Multimodal Dual Attention Memory for Video Story Question Answering
This work addresses video story question answering for applications in multimedia understanding, representing an incremental improvement over existing methods.
The authors tackled video story question answering by proposing the Multimodal Dual Attention Memory (MDAM) architecture, which uses a dual attention mechanism with late fusion to achieve new state-of-the-art results on PororoQA and MovieQA datasets with significant margins.
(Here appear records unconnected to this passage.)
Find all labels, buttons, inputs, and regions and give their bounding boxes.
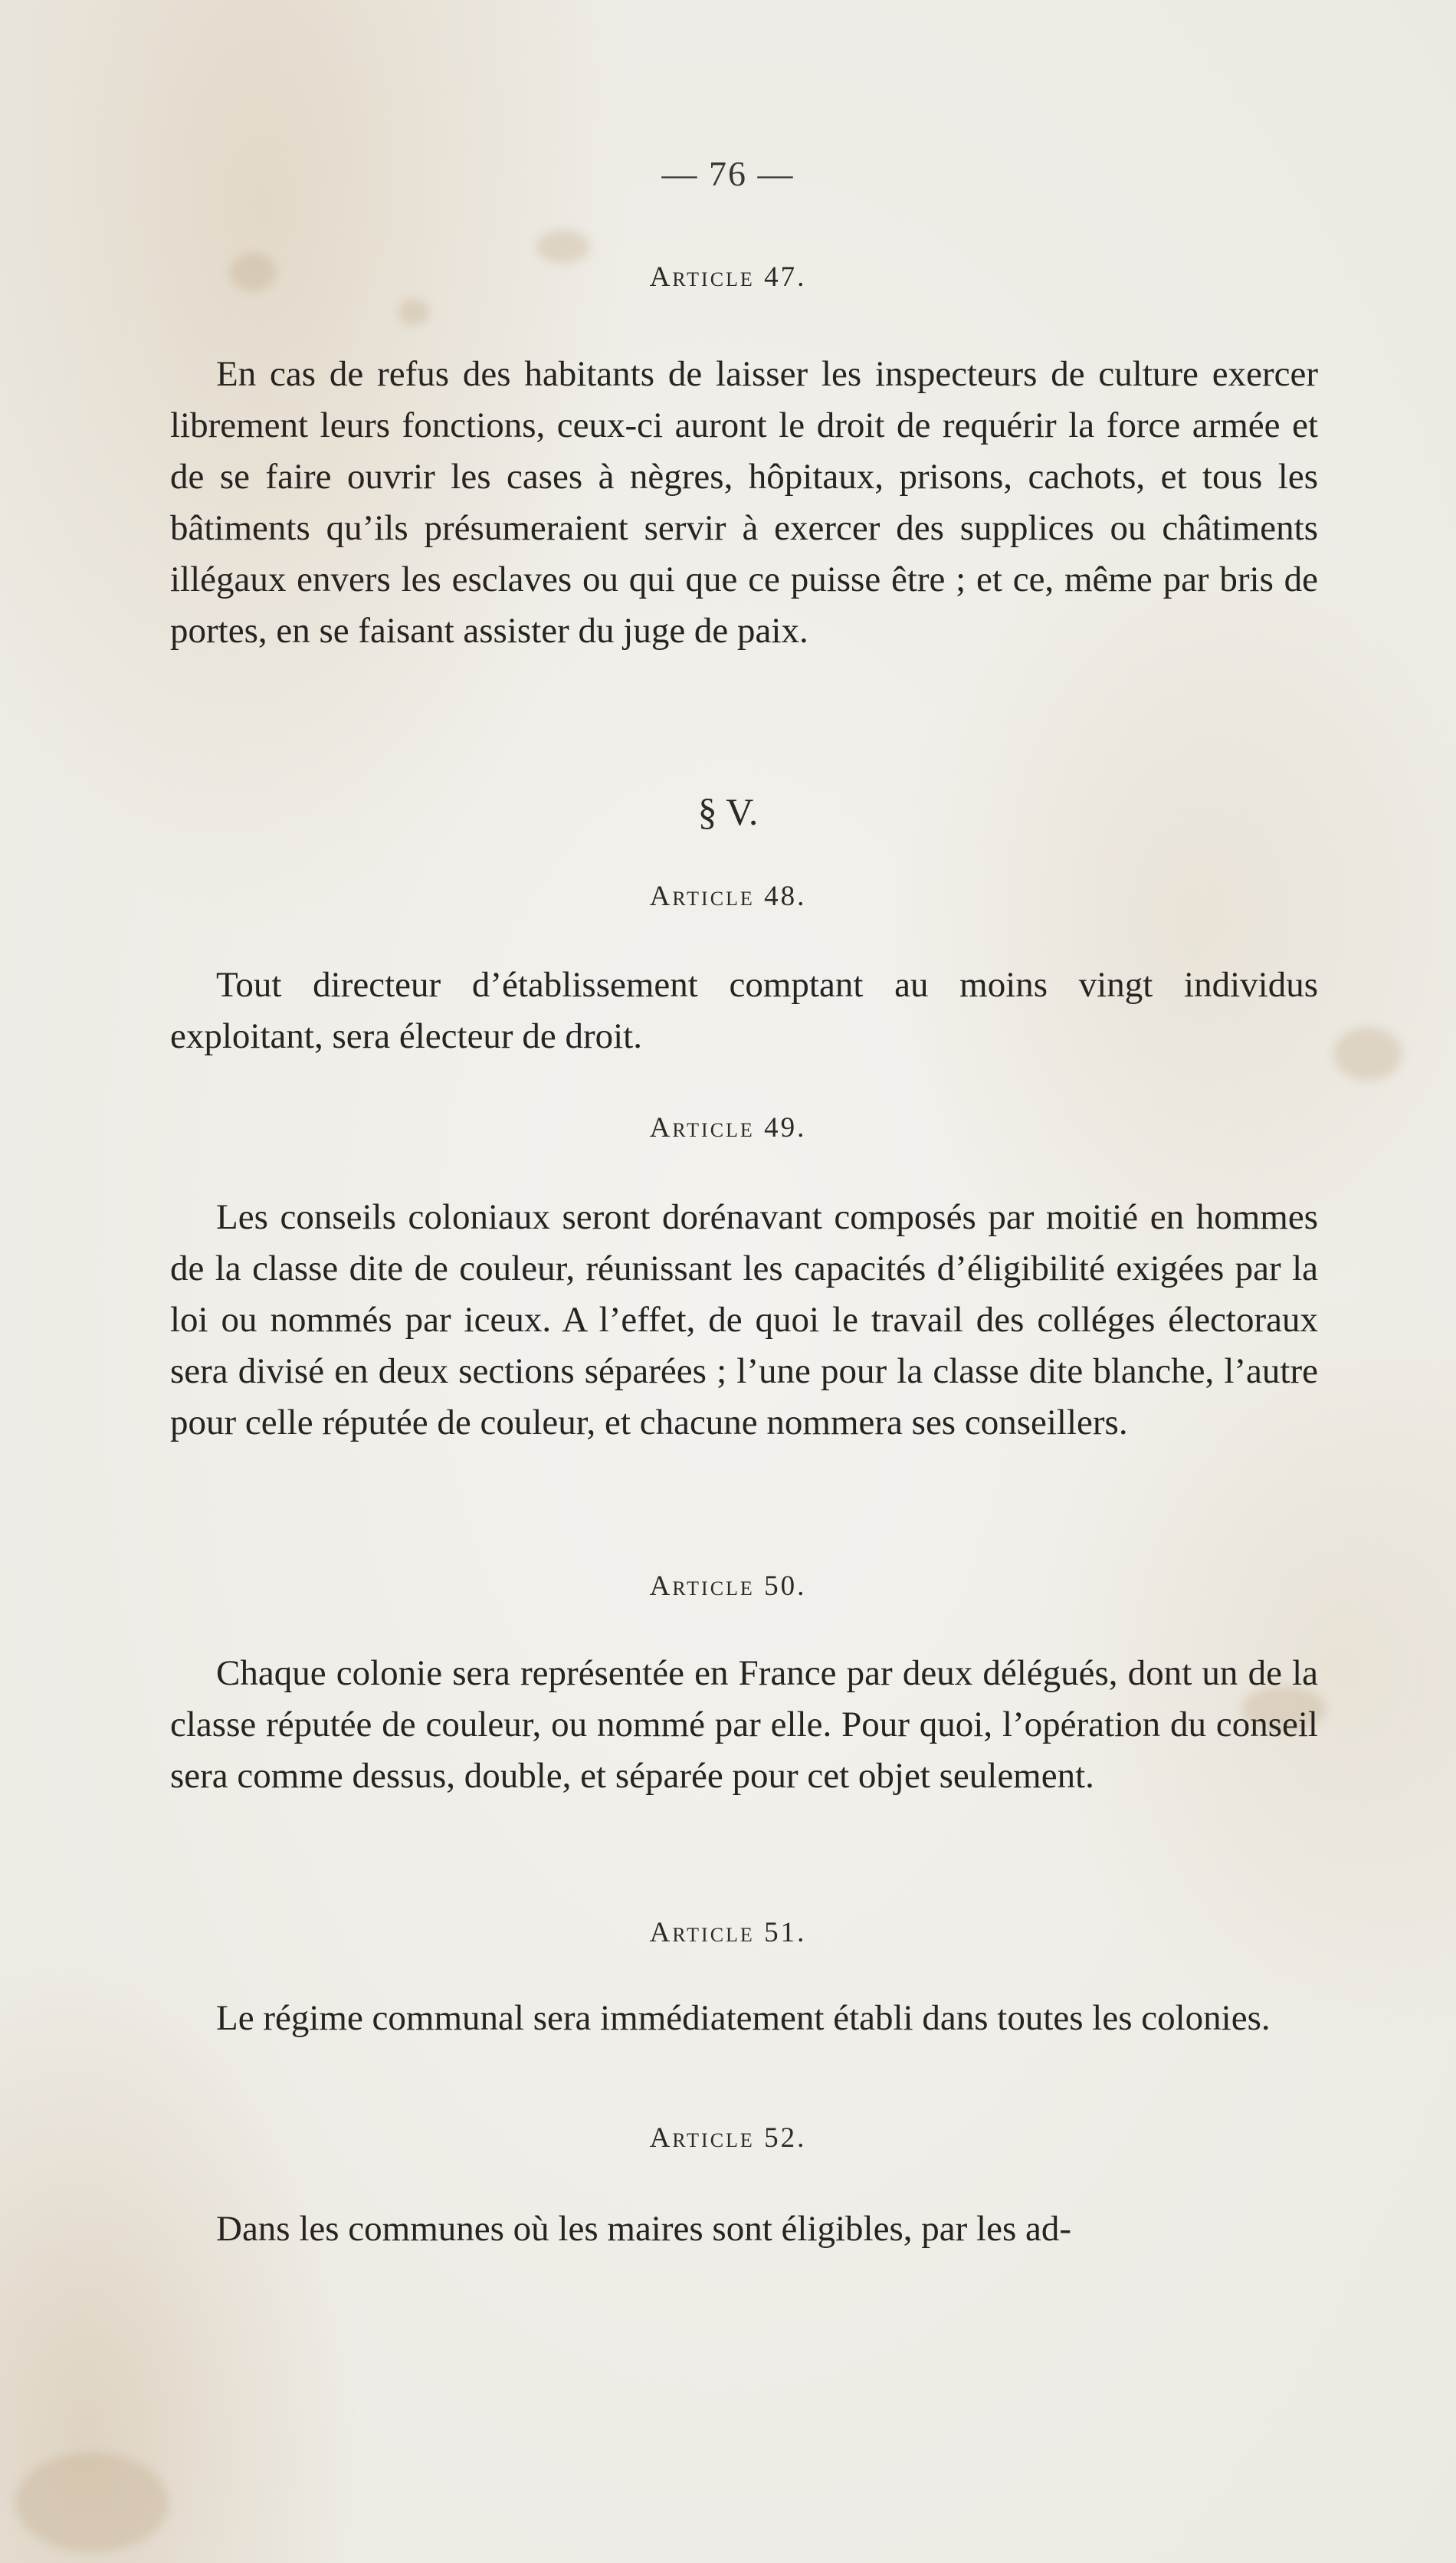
page-number: — 76 — — [661, 154, 795, 193]
article-text — [170, 1648, 1318, 1802]
foxing-stain — [398, 299, 429, 325]
article-heading: Article 47. — [649, 261, 807, 293]
paragraph-text: Chaque colonie sera représentée en France par deux délégués, dont un de la classe réputée de couleur, ou nommé par elle. Pour quoi, l’opération du conseil sera comme dessus, double, et séparée pour cet objet seulement. — [170, 1653, 1318, 1796]
paragraph-text: Le régime communal sera immédiatement établi dans toutes les colonies. — [216, 1998, 1271, 2038]
foxing-stain — [15, 2453, 169, 2552]
section-heading: § V. — [697, 790, 759, 833]
article-text — [170, 349, 1318, 657]
paragraph-text: En cas de refus des habitants de laisser les inspecteurs de culture exercer librement leurs fonctions, ceux-ci auront le droit de requérir la force armée et de se faire ouvrir les cases à nègres, hôpitaux, prisons, cachots, et tous les bâtiments qu’ils présumeraient servir à exercer des supplices ou châtiments illégaux envers les esclaves ou qui que ce puisse être ; et ce, même par bris de portes, en se faisant assister du juge de paix. — [170, 354, 1318, 651]
foxing-stain — [1333, 1027, 1402, 1081]
article-heading: Article 50. — [649, 1570, 807, 1602]
article-text — [170, 1192, 1318, 1449]
article-heading: Article 52. — [649, 2122, 807, 2154]
article-heading: Article 51. — [649, 1917, 807, 1948]
article-heading: Article 48. — [649, 881, 807, 912]
article-text — [170, 2204, 1318, 2255]
paragraph-text: Dans les communes où les maires sont éligibles, par les ad- — [216, 2209, 1071, 2249]
article-text — [170, 960, 1318, 1062]
article-heading: Article 49. — [649, 1112, 807, 1144]
paragraph-text: Tout directeur d’établissement comptant au moins vingt individus exploitant, sera électeur de droit. — [170, 965, 1318, 1056]
article-text — [170, 1993, 1318, 2044]
foxing-stain — [536, 230, 590, 264]
paragraph-text: Les conseils coloniaux seront dorénavant composés par moitié en hommes de la classe dite de couleur, réunissant les capacités d’éligibilité exigées par la loi ou nommés par iceux. A l’effet, de quoi le travail des colléges électoraux sera divisé en deux sections séparées ; l’une pour la classe dite blanche, l’autre pour celle réputée de couleur, et chacune nommera ses conseillers. — [170, 1197, 1318, 1442]
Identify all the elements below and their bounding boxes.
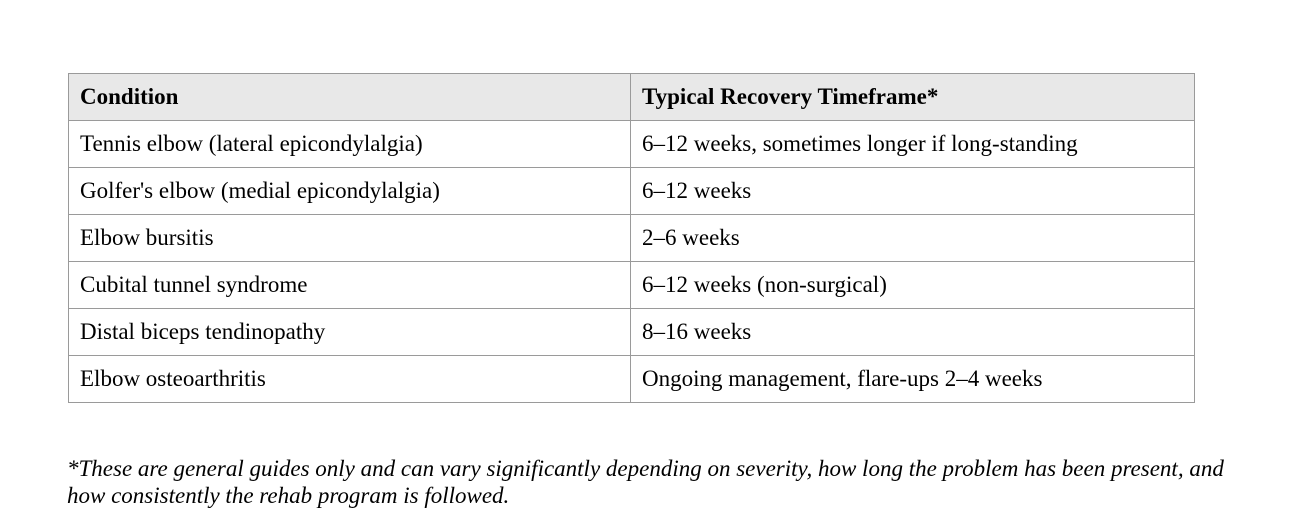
table-header xyxy=(69,74,1195,121)
timeframe-cell: 6–12 weeks, sometimes longer if long-standing xyxy=(631,121,1195,168)
table-row xyxy=(69,121,1195,168)
condition-cell: Elbow osteoarthritis xyxy=(69,356,631,403)
footnote: *These are general guides only and can vary significantly depending on severity, how long the problem has been present, and how consistently the rehab program is followed. xyxy=(67,456,1224,508)
table-row xyxy=(69,168,1195,215)
timeframe-cell: 6–12 weeks xyxy=(631,168,1195,215)
timeframe-cell: 8–16 weeks xyxy=(631,309,1195,356)
table-body xyxy=(69,121,1195,403)
table-header-row xyxy=(69,74,1195,121)
condition-cell: Distal biceps tendinopathy xyxy=(69,309,631,356)
condition-cell: Elbow bursitis xyxy=(69,215,631,262)
recovery-timeframe-table xyxy=(68,73,1195,403)
condition-cell: Tennis elbow (lateral epicondylalgia) xyxy=(69,121,631,168)
timeframe-cell: 6–12 weeks (non-surgical) xyxy=(631,262,1195,309)
timeframe-cell: Ongoing management, flare-ups 2–4 weeks xyxy=(631,356,1195,403)
table-row xyxy=(69,356,1195,403)
header-recovery-timeframe: Typical Recovery Timeframe* xyxy=(631,74,1195,121)
condition-cell: Cubital tunnel syndrome xyxy=(69,262,631,309)
header-condition: Condition xyxy=(69,74,631,121)
timeframe-cell: 2–6 weeks xyxy=(631,215,1195,262)
condition-cell: Golfer's elbow (medial epicondylalgia) xyxy=(69,168,631,215)
table-row xyxy=(69,309,1195,356)
table-row xyxy=(69,262,1195,309)
table-row xyxy=(69,215,1195,262)
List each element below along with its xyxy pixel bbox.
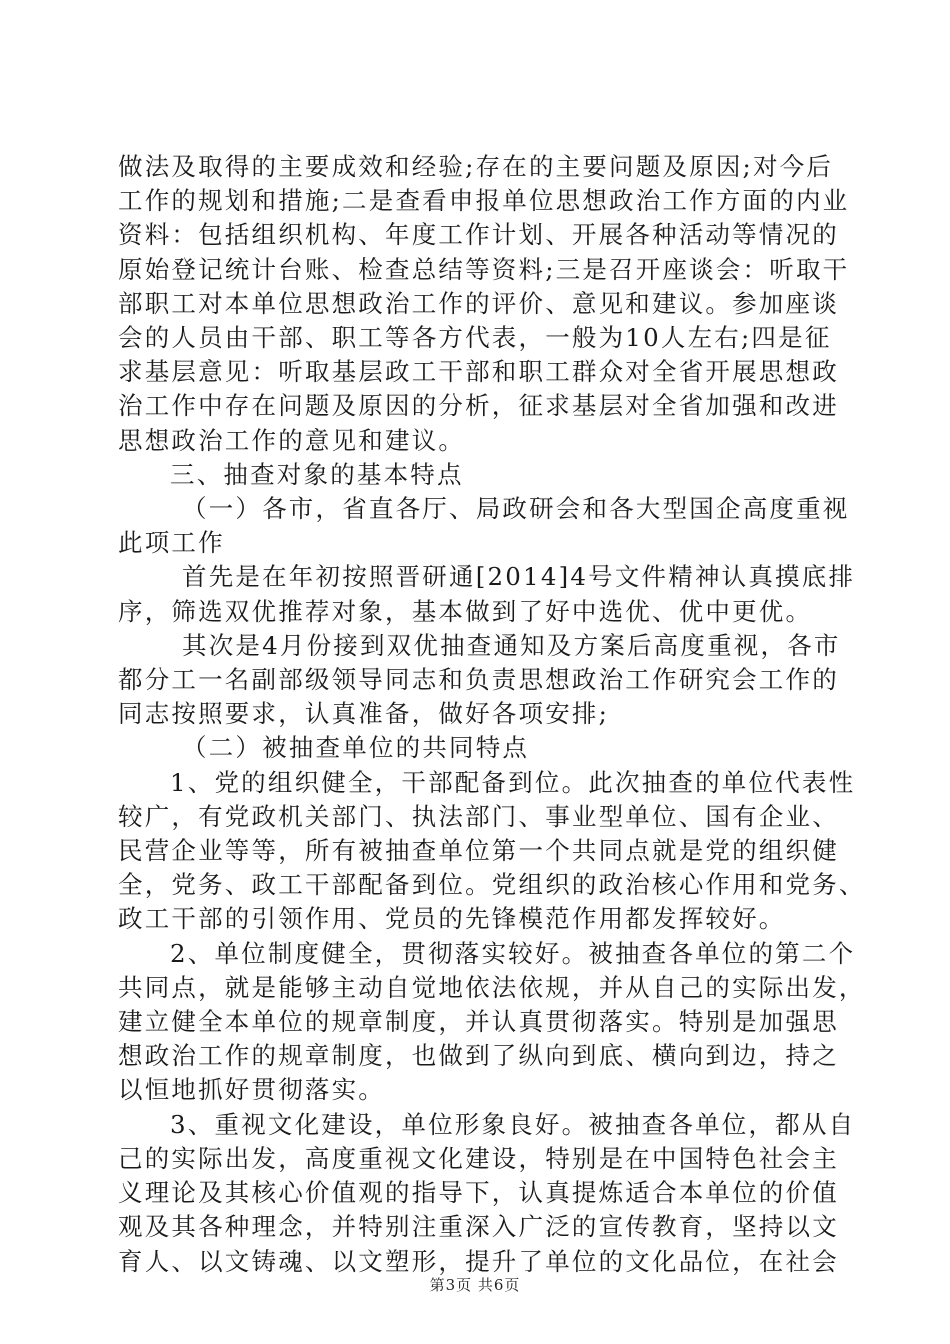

We propose a video story question-answering (QA) architecture, Multimodal Dual Attention Memory (MDAM). The key idea is to use a dual attention mechanism with late fusion. MDAM uses self-attention to learn the latent concepts in scene frames and captions. Given a question, MDAM uses the second attention over these latent concepts. Multimodal fusion is performed after the dual attention processes (late fusion). Using this processing pipeline, MDAM learns to infer a high-level vision-language joint representation from an abstraction of the full video content. We evaluate MDAM on PororoQA and MovieQA datasets which have large-scale QA annotations on cartoon videos and movies, respectively. For both datasets, MDAM achieves new state-of-the-art results with significant margins compared to the runner-up models. We confirm the best performance of the dual attention mechanism combined with late fusion by ablation studies. We also perform qualitative analysis by visualizing the inference mechanisms of MDAM.